Starting with the NX-OS 9.2(2) release, netdevices representing the front channel port interfaces are always in the ADMIN
UP state. The final, effective state is determined by the link carrier state.
The following example shows the following interfaces in NX-OS, where eth1/17 is shown as up and eth1/1 is shown as down:
root@kstack-switch# sh int ethernet 1/17 brief
Eth1/17 -- eth routed up none 1000(D) –
root@kstack-switch# sh int ethernet 1/1 brief
Eth1/1 -- eth routed down Link not connected auto(D) –
The following example shows these same interfaces, but this time as shown in the Bash shell using the ip link show command:
bash-4.3# ip link show Eth1-17
49: Eth1-17: <BROADCAST,MULTICAST,UP,LOWER_UP> mtu 1500 qdisc pfifo_fast state UP mode DEFAULT group default qlen 100
link/ether 00:42:68:58:f8:eb brd ff:ff:ff:ff:ff:ff
bash-4.3# ip link show Eth1-1
33: Eth1-1: <NO-CARRIER,BROADCAST,MULTICAST,UP> mtu 1500 qdisc pfifo_fast state DOWN mode DEFAULT group default qlen 100
link/ether 00:42:68:58:f8:eb brd ff:ff:ff:ff:ff:ff
In this example, Eth1-1 is shown as being UP, but is shown as NO-CARRIER and state DOWN.

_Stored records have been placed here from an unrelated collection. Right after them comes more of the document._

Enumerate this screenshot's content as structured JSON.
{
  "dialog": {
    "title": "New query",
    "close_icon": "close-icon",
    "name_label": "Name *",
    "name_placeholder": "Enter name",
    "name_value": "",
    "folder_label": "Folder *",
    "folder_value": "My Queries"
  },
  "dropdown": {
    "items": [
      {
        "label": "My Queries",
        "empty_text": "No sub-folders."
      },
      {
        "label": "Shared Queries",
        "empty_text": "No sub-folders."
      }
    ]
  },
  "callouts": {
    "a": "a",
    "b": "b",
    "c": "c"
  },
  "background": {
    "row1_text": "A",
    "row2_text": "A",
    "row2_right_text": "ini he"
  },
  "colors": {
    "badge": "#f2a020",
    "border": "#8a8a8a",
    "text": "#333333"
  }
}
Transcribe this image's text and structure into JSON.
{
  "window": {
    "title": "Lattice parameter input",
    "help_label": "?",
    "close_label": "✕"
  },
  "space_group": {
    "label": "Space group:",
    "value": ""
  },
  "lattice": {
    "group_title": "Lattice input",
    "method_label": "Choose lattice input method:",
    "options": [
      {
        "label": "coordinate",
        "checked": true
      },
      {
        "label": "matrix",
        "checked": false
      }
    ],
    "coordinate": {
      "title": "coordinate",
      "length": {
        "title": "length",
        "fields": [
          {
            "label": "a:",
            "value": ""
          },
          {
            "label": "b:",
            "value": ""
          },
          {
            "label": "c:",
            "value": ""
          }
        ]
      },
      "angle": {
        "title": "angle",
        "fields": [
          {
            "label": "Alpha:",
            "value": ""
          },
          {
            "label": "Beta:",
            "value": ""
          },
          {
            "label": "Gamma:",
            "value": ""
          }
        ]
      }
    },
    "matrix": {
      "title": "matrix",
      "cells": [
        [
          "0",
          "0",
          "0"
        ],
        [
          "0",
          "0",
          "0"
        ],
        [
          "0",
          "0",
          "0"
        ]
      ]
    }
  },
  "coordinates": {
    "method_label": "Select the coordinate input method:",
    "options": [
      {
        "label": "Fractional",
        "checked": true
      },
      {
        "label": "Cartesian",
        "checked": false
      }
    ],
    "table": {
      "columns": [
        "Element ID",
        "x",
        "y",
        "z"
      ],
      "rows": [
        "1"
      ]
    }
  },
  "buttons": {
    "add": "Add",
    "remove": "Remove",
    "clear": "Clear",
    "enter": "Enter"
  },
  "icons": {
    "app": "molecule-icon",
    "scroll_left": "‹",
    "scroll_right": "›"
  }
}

The following example shows these same interfaces, but this time as shown in the Bash shell using the ifconfig command:
bash-4.3# ifconfig Eth1-17
Eth1-17 Link encap:Ethernet HWaddr 00:42:68:58:f8:eb
UP BROADCAST RUNNING MULTICAST MTU:1500 Metric:1
RX packets:0 errors:0 dropped:0 overruns:0 frame:0
TX packets:7388 errors:0 dropped:0 overruns:0 carrier:0
collisions:0 txqueuelen:100
RX bytes:0 (0.0 B) TX bytes:1869164 (1.7 MiB)
bash-4.3# ifconfig Eth1-1
Eth1-1 Link encap:Ethernet HWaddr 00:42:68:58:f8:eb
inet addr:99.1.1.1 Bcast:99.1.1.255 Mask:255.255.255.0
UP BROADCAST MULTICAST MTU:1500 Metric:1
RX packets:0 errors:0 dropped:0 overruns:0 frame:0
TX packets:0 errors:0 dropped:0 overruns:0 carrier:0
collisions:0 txqueuelen:100
RX bytes:0 (0.0 B) TX bytes:0 (0.0 B)
The output from the ifconfig command provides different information, where the RUNNING keyword is used to represent the final state. By default, all netdevices show the keyword UP, which represents the ADMIN state of the netdevice in the kernel.
Following are the changes that are part of the NX-OS 9.2(2) release:
-
IPv4 address on netdevices — Before the NX-OS 9.2(2) release, the IPv4 address would be plumbed to the netdevice in the kernel even when the corresponding
interface in NX-OS was in the DOWN state. Starting with the NX-OS 9.2(2) release, the IPv4 address are plumbed to the kernel space only when the interface is
in the UP state. Once plumbed, the IPv4 address continues to stay with the netdevice in the kernel even if the interface goes DOWN. It will be removed only after you have entered the following CLI command to explicitly remove the IP address from the NX-OS
interface:
Interface Eth1/1
no ip address IP-address
-
IPv6 address on netdevices — Before the NX-OS 9.2(2) release, the IPv6 address would get flushed from the netdevices in the kernel when the interface
was DOWN. Starting with the NX-OS 9.2(2) release, the netdevices are always in the admin UP state, so the IPv6 addresses will not get flushed from the kernel when the interface goes down.